One Step Beyond Resilience – Episode 1 : LE DECLIC

Les modes de fonctionnement et rôle de l’entreprise ont complètement été remis en perspective par la crise sanitaire mondiale que nous vivons : déploiement massif du télétravail, accélération des usages collaboratifs et digitaux, prédominance des notions de bien-être et de recherche de sens.

Autant d’éléments qui ont percuté les croyances et enjeux de transformation des entreprises, soulignant parfois leur manque de flexibilité ou au contraire valorisant leurs capacités d’adaptation.

CONTEXTE – LA CRISE SANITAIRE

Devant la facilité ou au contraire les difficultés à s’adapter dans ce contexte si particulier, nous nous sommes interrogés sur les facteurs qui favorisent la résilience d’une entreprise dans un contexte en perpétuelle évolution. Quels sont les éléments qui favorisent l’adaptabilité et l’agilité d’une entreprise ? Comment les modèles managériaux reposant sur des rituels processés, une mise à disposition de moyens et une organisation matricielle, actuellement majoritaires dans le monde, doivent-ils évoluer ?

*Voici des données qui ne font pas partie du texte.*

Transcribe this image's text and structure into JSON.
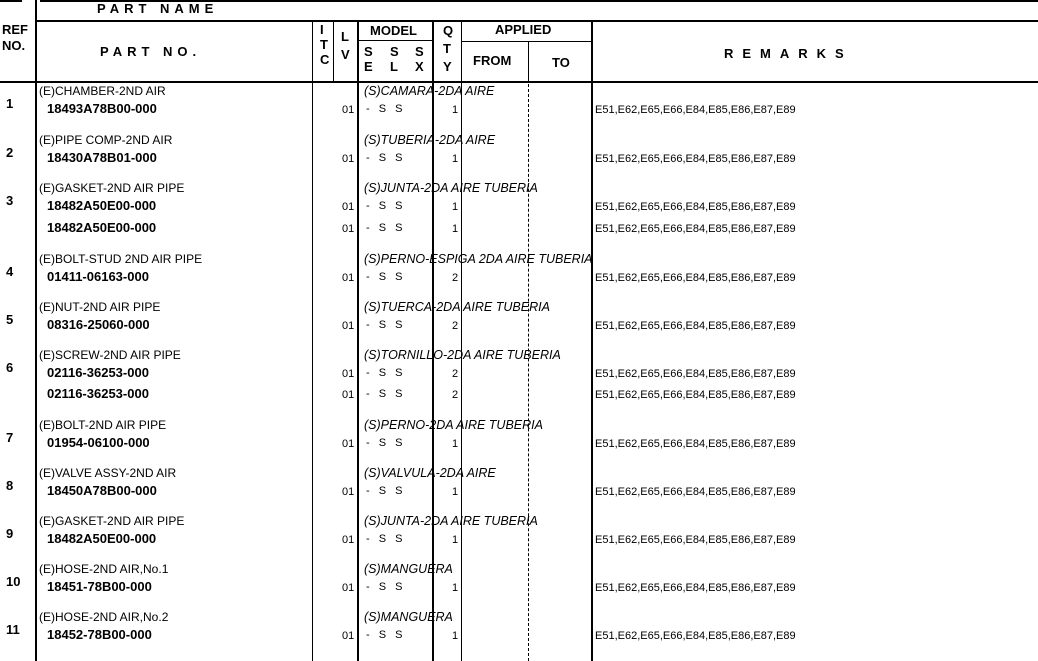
{
  "header": {
    "part_name": "PART NAME",
    "ref_no_line1": "REF",
    "ref_no_line2": "NO.",
    "part_no": "PART NO.",
    "itc": [
      "I",
      "T",
      "C"
    ],
    "lv": [
      "L",
      "V"
    ],
    "model": "MODEL",
    "model_cols": [
      [
        "S",
        "E"
      ],
      [
        "S",
        "L"
      ],
      [
        "S",
        "X"
      ]
    ],
    "qty": [
      "Q",
      "T",
      "Y"
    ],
    "applied": "APPLIED",
    "from": "FROM",
    "to": "TO",
    "remarks": "REMARKS"
  },
  "rows": [
    {
      "ref": "1",
      "name": "(E)CHAMBER-2ND AIR",
      "name_es": "(S)CAMARA-2DA AIRE",
      "lines": [
        {
          "part_no": "18493A78B00-000",
          "lv": "01",
          "model": "-  S  S",
          "qty": "1",
          "remarks": "E51,E62,E65,E66,E84,E85,E86,E87,E89"
        }
      ]
    },
    {
      "ref": "2",
      "name": "(E)PIPE COMP-2ND AIR",
      "name_es": "(S)TUBERIA-2DA AIRE",
      "lines": [
        {
          "part_no": "18430A78B01-000",
          "lv": "01",
          "model": "-  S  S",
          "qty": "1",
          "remarks": "E51,E62,E65,E66,E84,E85,E86,E87,E89"
        }
      ]
    },
    {
      "ref": "3",
      "name": "(E)GASKET-2ND AIR PIPE",
      "name_es": "(S)JUNTA-2DA AIRE TUBERIA",
      "lines": [
        {
          "part_no": "18482A50E00-000",
          "lv": "01",
          "model": "-  S  S",
          "qty": "1",
          "remarks": "E51,E62,E65,E66,E84,E85,E86,E87,E89"
        },
        {
          "part_no": "18482A50E00-000",
          "lv": "01",
          "model": "-  S  S",
          "qty": "1",
          "remarks": "E51,E62,E65,E66,E84,E85,E86,E87,E89"
        }
      ]
    },
    {
      "ref": "4",
      "name": "(E)BOLT-STUD 2ND AIR PIPE",
      "name_es": "(S)PERNO-ESPIGA 2DA AIRE TUBERIA",
      "lines": [
        {
          "part_no": "01411-06163-000",
          "lv": "01",
          "model": "-  S  S",
          "qty": "2",
          "remarks": "E51,E62,E65,E66,E84,E85,E86,E87,E89"
        }
      ]
    },
    {
      "ref": "5",
      "name": "(E)NUT-2ND AIR PIPE",
      "name_es": "(S)TUERCA-2DA AIRE TUBERIA",
      "lines": [
        {
          "part_no": "08316-25060-000",
          "lv": "01",
          "model": "-  S  S",
          "qty": "2",
          "remarks": "E51,E62,E65,E66,E84,E85,E86,E87,E89"
        }
      ]
    },
    {
      "ref": "6",
      "name": "(E)SCREW-2ND AIR PIPE",
      "name_es": "(S)TORNILLO-2DA AIRE TUBERIA",
      "lines": [
        {
          "part_no": "02116-36253-000",
          "lv": "01",
          "model": "-  S  S",
          "qty": "2",
          "remarks": "E51,E62,E65,E66,E84,E85,E86,E87,E89"
        },
        {
          "part_no": "02116-36253-000",
          "lv": "01",
          "model": "-  S  S",
          "qty": "2",
          "remarks": "E51,E62,E65,E66,E84,E85,E86,E87,E89"
        }
      ]
    },
    {
      "ref": "7",
      "name": "(E)BOLT-2ND AIR PIPE",
      "name_es": "(S)PERNO-2DA AIRE TUBERIA",
      "lines": [
        {
          "part_no": "01954-06100-000",
          "lv": "01",
          "model": "-  S  S",
          "qty": "1",
          "remarks": "E51,E62,E65,E66,E84,E85,E86,E87,E89"
        }
      ]
    },
    {
      "ref": "8",
      "name": "(E)VALVE ASSY-2ND AIR",
      "name_es": "(S)VALVULA-2DA AIRE",
      "lines": [
        {
          "part_no": "18450A78B00-000",
          "lv": "01",
          "model": "-  S  S",
          "qty": "1",
          "remarks": "E51,E62,E65,E66,E84,E85,E86,E87,E89"
        }
      ]
    },
    {
      "ref": "9",
      "name": "(E)GASKET-2ND AIR PIPE",
      "name_es": "(S)JUNTA-2DA AIRE TUBERIA",
      "lines": [
        {
          "part_no": "18482A50E00-000",
          "lv": "01",
          "model": "-  S  S",
          "qty": "1",
          "remarks": "E51,E62,E65,E66,E84,E85,E86,E87,E89"
        }
      ]
    },
    {
      "ref": "10",
      "name": "(E)HOSE-2ND AIR,No.1",
      "name_es": "(S)MANGUERA",
      "lines": [
        {
          "part_no": "18451-78B00-000",
          "lv": "01",
          "model": "-  S  S",
          "qty": "1",
          "remarks": "E51,E62,E65,E66,E84,E85,E86,E87,E89"
        }
      ]
    },
    {
      "ref": "11",
      "name": "(E)HOSE-2ND AIR,No.2",
      "name_es": "(S)MANGUERA",
      "lines": [
        {
          "part_no": "18452-78B00-000",
          "lv": "01",
          "model": "-  S  S",
          "qty": "1",
          "remarks": "E51,E62,E65,E66,E84,E85,E86,E87,E89"
        }
      ]
    }
  ]
}
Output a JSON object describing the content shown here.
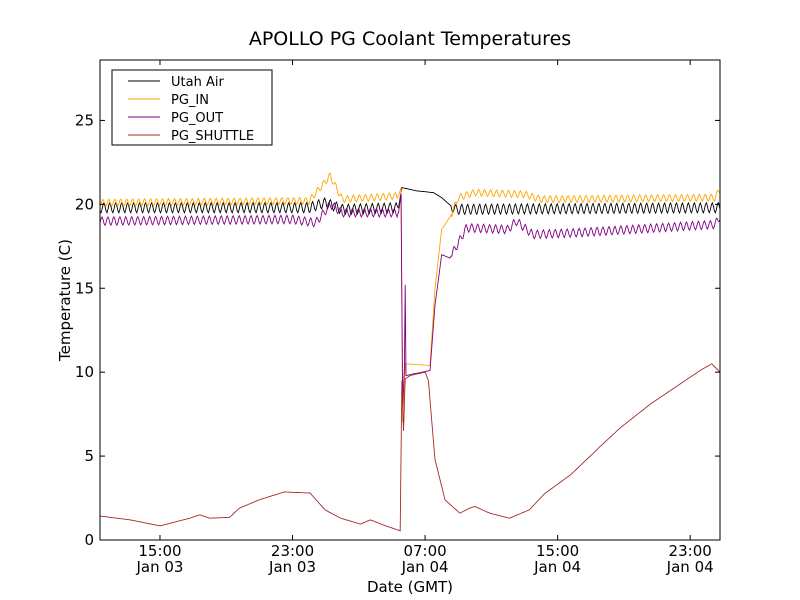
{
  "chart_data": {
    "type": "line",
    "title": "APOLLO PG Coolant Temperatures",
    "xlabel": "Date (GMT)",
    "ylabel": "Temperature (C)",
    "x_units": "hours since Jan 03 00:00 GMT",
    "xlim": [
      11.38,
      48.8
    ],
    "ylim": [
      0,
      28.6
    ],
    "yticks": [
      0,
      5,
      10,
      15,
      20,
      25
    ],
    "xticks": [
      {
        "value": 15,
        "line1": "15:00",
        "line2": "Jan 03"
      },
      {
        "value": 23,
        "line1": "23:00",
        "line2": "Jan 03"
      },
      {
        "value": 31,
        "line1": "07:00",
        "line2": "Jan 04"
      },
      {
        "value": 39,
        "line1": "15:00",
        "line2": "Jan 04"
      },
      {
        "value": 47,
        "line1": "23:00",
        "line2": "Jan 04"
      }
    ],
    "legend_position": "top-left",
    "ripple_period_hours": 0.36,
    "series": [
      {
        "name": "Utah Air",
        "color": "#000000",
        "ripple": 0.3,
        "points": [
          [
            11.38,
            19.8
          ],
          [
            24,
            19.8
          ],
          [
            25,
            20.1
          ],
          [
            26,
            19.7
          ],
          [
            29.4,
            19.8
          ],
          [
            29.6,
            21.0
          ],
          [
            30.5,
            20.8
          ],
          [
            31.5,
            20.7
          ],
          [
            32,
            20.4
          ],
          [
            32.8,
            19.7
          ],
          [
            48.8,
            19.8
          ]
        ]
      },
      {
        "name": "PG_IN",
        "color": "#ffa500",
        "ripple": 0.2,
        "points": [
          [
            11.38,
            20.1
          ],
          [
            23,
            20.2
          ],
          [
            24,
            20.2
          ],
          [
            25.27,
            21.7
          ],
          [
            26,
            20.3
          ],
          [
            29.4,
            20.5
          ],
          [
            29.55,
            21.0
          ],
          [
            29.65,
            7.0
          ],
          [
            29.8,
            10.5
          ],
          [
            31.3,
            10.4
          ],
          [
            31.6,
            15.0
          ],
          [
            32.0,
            18.5
          ],
          [
            32.6,
            19.4
          ],
          [
            33,
            20.4
          ],
          [
            34,
            20.7
          ],
          [
            37,
            20.6
          ],
          [
            38,
            20.3
          ],
          [
            48.5,
            20.4
          ],
          [
            48.8,
            20.9
          ]
        ]
      },
      {
        "name": "PG_OUT",
        "color": "#800080",
        "ripple": 0.25,
        "points": [
          [
            11.38,
            19.0
          ],
          [
            23,
            19.1
          ],
          [
            24.4,
            18.9
          ],
          [
            25.3,
            20.0
          ],
          [
            26,
            19.5
          ],
          [
            29.4,
            19.5
          ],
          [
            29.55,
            20.6
          ],
          [
            29.65,
            8.0
          ],
          [
            29.75,
            10.2
          ],
          [
            29.8,
            15.2
          ],
          [
            29.85,
            9.8
          ],
          [
            31.3,
            10.1
          ],
          [
            31.6,
            14.0
          ],
          [
            32.0,
            17.0
          ],
          [
            32.5,
            16.8
          ],
          [
            33.5,
            18.6
          ],
          [
            36,
            18.5
          ],
          [
            36.5,
            19.0
          ],
          [
            37.5,
            18.2
          ],
          [
            40,
            18.3
          ],
          [
            48.5,
            18.8
          ],
          [
            48.8,
            19.3
          ]
        ]
      },
      {
        "name": "PG_SHUTTLE",
        "color": "#a52a2a",
        "ripple": 0,
        "points": [
          [
            11.38,
            1.43
          ],
          [
            13.19,
            1.2
          ],
          [
            15,
            0.84
          ],
          [
            16.8,
            1.3
          ],
          [
            17.4,
            1.5
          ],
          [
            18,
            1.3
          ],
          [
            19.2,
            1.35
          ],
          [
            19.8,
            1.9
          ],
          [
            21,
            2.4
          ],
          [
            22.5,
            2.86
          ],
          [
            24.06,
            2.8
          ],
          [
            24.96,
            1.8
          ],
          [
            25.9,
            1.3
          ],
          [
            27.1,
            0.95
          ],
          [
            27.7,
            1.2
          ],
          [
            28.6,
            0.85
          ],
          [
            29.5,
            0.55
          ],
          [
            29.6,
            9.5
          ],
          [
            29.7,
            6.5
          ],
          [
            29.8,
            9.6
          ],
          [
            30.1,
            9.8
          ],
          [
            31,
            10.0
          ],
          [
            31.2,
            9.5
          ],
          [
            31.6,
            4.8
          ],
          [
            32.2,
            2.4
          ],
          [
            33.1,
            1.6
          ],
          [
            33.7,
            1.9
          ],
          [
            34,
            2.0
          ],
          [
            34.9,
            1.6
          ],
          [
            36.1,
            1.3
          ],
          [
            37.3,
            1.8
          ],
          [
            38.2,
            2.75
          ],
          [
            39.8,
            3.9
          ],
          [
            41.6,
            5.6
          ],
          [
            42.8,
            6.7
          ],
          [
            44.6,
            8.1
          ],
          [
            46.4,
            9.3
          ],
          [
            47.6,
            10.1
          ],
          [
            48.3,
            10.5
          ],
          [
            48.8,
            10.0
          ]
        ]
      }
    ]
  }
}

Commençons par un paradoxe : si ces approches que l’on qualifie aujourd’hui de « traditionnelles » sont de plus en plus décriées, ce sont bien elles qui restent à l’origine de la création de valeur dans les pays générant l’essentiel de la croissance mondiale (Chine, Inde, Brésil…). Les nouveaux modèles d’organisation et l’innovation managériale ne sont donc pas une évidence pour toutes les entreprises, et semblent apporter autant d’illusions que de solutions. Alors, véritables remèdes ou simples mirages ?

De nouveaux modèles hétérogènes dans l’entreprise

Au regard de l’hétérogénéité des nouveaux modèles et des variantes développées par les entreprises elles-mêmes, comment trouver des réponses pour gagner en efficacité et résilience ? Doivent-ils nous inspirer ? Quels sont les points communs entre tous ces modèles et entreprises qui favorisent l’adaptabilité ? Et sont-ils transposables à toutes les entreprises ?

Depuis 20 ans, les efforts de nombreuses entreprises convergent vers une quête de flexibilité, d’agilité, de simplicité, de performance dont nous sommes les témoins :

  • développement des méthodes agiles au sein des DSI comme à la SNCF ou chez Suez,
  • transformation de grands groupes comme Engie où une partie des effectifs travaillent depuis plusieurs années dans une organisation holacratique, ou encore
  • développement des expérimentations en matière d’organisation chez Thalès.

La crise actuelle agit comme un catalyseur et un accélérateur du questionnement sur le fonctionnement des formes d’organisation. La quête s’accélère.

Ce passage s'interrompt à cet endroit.